Les bourses européennes ont ouvert en nette hausse lundi, à la veille des élections américaines, un rebond qui contraste avec la prudence affichée par les marchés tout au long de la semaine dernière. Les investisseurs saluent la levée des dernières incertitudes dans l'enquête du FBI sur les emails d'Hillary Clinton. L'affaire qui a empoisonné la campagne de la candidate démocrate jusqu'aux derniers jours semble définitivement close et son avance dans les sondages se creuse à nouveau : d'après le dernier baromètre publié dimanche par le Washington Post et ABC, Hillary Clinton est créditée de 48% des intentions de vote contre 43% pour Donald Trump.

Le choix de Wall Street en faveur de Mme Clinton est clair. La remontée de Donald Trump dans les sondages la semaine dernière s'est accompagnée d'une série de neuf séances de baisse consécutives des marchés américains, une série inédite depuis 1980. Cependant Wall Street se méfie aussi de Mme Clinton et de son programme en faveur d'une régulation plus stricte des banques et de l'industrie pharmaceutique, notamment. Aussi les milieux financiers penchent-ils pour une victoire républicaine à la Chambre des Représentants dont les 435 sièges doivent être renouvelés ce mardi.
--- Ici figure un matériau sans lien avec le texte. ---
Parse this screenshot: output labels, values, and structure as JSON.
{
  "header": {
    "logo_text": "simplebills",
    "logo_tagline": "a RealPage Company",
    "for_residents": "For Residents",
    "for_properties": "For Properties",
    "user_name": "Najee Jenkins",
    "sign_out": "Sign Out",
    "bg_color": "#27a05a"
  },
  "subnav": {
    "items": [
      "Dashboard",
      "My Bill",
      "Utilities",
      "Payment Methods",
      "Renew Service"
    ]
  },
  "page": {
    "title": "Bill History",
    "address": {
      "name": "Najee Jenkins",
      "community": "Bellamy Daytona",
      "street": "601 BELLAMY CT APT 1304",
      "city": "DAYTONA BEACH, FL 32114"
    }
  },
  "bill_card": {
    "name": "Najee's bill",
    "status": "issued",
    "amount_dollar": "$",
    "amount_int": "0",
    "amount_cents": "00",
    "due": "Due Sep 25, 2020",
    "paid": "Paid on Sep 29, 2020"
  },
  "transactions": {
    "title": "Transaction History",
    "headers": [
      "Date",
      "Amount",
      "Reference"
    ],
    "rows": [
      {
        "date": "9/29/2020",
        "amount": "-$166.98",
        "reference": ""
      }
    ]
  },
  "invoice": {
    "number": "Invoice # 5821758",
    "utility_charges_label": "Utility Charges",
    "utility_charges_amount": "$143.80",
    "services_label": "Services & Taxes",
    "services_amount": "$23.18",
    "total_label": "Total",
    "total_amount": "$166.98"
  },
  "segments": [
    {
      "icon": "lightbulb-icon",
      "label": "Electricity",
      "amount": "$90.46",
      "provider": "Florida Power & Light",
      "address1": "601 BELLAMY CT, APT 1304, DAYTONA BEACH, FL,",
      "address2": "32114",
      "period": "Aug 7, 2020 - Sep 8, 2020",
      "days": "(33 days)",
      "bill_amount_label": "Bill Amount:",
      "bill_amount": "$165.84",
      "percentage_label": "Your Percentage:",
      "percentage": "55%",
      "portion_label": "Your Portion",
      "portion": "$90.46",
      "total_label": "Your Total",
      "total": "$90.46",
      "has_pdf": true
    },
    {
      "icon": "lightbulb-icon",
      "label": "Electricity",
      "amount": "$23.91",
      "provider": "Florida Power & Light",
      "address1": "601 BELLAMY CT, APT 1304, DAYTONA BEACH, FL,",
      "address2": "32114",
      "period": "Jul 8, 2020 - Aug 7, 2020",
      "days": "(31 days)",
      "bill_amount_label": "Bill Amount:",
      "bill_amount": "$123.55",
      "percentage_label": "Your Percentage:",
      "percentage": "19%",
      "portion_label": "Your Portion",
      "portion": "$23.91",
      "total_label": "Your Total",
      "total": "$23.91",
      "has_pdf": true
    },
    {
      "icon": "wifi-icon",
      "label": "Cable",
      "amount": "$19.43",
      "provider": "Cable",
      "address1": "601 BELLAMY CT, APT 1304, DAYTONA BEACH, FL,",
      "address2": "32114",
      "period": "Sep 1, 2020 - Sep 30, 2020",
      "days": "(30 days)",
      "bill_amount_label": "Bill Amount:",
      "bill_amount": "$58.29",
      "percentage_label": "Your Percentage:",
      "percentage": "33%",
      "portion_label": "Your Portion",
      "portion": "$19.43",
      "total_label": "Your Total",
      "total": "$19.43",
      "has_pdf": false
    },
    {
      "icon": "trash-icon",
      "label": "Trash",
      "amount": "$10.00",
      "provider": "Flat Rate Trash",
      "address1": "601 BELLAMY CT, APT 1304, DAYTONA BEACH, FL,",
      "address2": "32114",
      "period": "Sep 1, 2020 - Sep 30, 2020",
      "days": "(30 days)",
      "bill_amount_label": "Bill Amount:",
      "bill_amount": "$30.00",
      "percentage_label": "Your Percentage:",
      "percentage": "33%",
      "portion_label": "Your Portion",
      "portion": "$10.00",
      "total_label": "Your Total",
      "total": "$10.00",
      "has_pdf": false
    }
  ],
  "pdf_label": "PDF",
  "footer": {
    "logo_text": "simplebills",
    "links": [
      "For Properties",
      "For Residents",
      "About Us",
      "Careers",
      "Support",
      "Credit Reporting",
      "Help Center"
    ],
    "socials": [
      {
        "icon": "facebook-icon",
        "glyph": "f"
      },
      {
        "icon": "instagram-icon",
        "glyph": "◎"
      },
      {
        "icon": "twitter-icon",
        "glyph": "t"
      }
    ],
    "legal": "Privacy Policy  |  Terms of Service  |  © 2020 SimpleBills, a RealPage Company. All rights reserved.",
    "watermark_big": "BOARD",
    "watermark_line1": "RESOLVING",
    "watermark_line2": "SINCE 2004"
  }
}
"Un 'Democratic sweep', autrement dit une vague démocrate qui déferlerait sur les Etats-Unis, surprendrait et incommoderait très certainement les investisseurs. Le Congrès laisserait alors le champ libre à Hillary Clinton pour mettre en oeuvre bon nombre de réformes peu favorables à certains secteurs et opérer des changements structurels", écrivent les analystes d'Edmond de Rothschild AM. En revanche, "une victoire d’Hillary Clinton, accompagnée d’un Congrès divisé, devrait limiter la volatilité sur les marchés, soulagés de voir s’installer au plus haut sommet de l’Etat, par la force des choses, une culture de la conciliation et de la demi-mesure". Hillary Clinton, comme Barack Obama, devrait composer avec l'opposition républicaine au Congrès qui pourrait freiner certaines mesures de son programme comme l'augmentation des impôts des Américains les plus riches.

Ce scénario, jugé le plus probable aujourd'hui, devrait avoir un impact 'neutre à légèrement positif' sur les marchés", indiquent les analystes de Columbia Threadneedle Investments. Mais une victoire de Donald Trump est toujours possible et susciterait nettement plus de remous. Natixis voit un potentiel de baisse de 8% de baisse du S&P 500 face à l'indice Stoxx 600 en cas de succès du candidat républicain, avec une remontée de l'aversion au risque et une ruée sur les valeurs refuges telles que l'or. Cependant, si elles sont sources de volatilité à court terme, les élections américaines constituent rarement un tournant pour Wall Street et les Bourses du monde entier, ajoute Edmond de Rothschild AM. La réunion de la banque centrale américaine, en décembre, pourrait avoir davantage d'impact sur les taux d'intérêt, le dollar et sur l'humeur de Wall Street.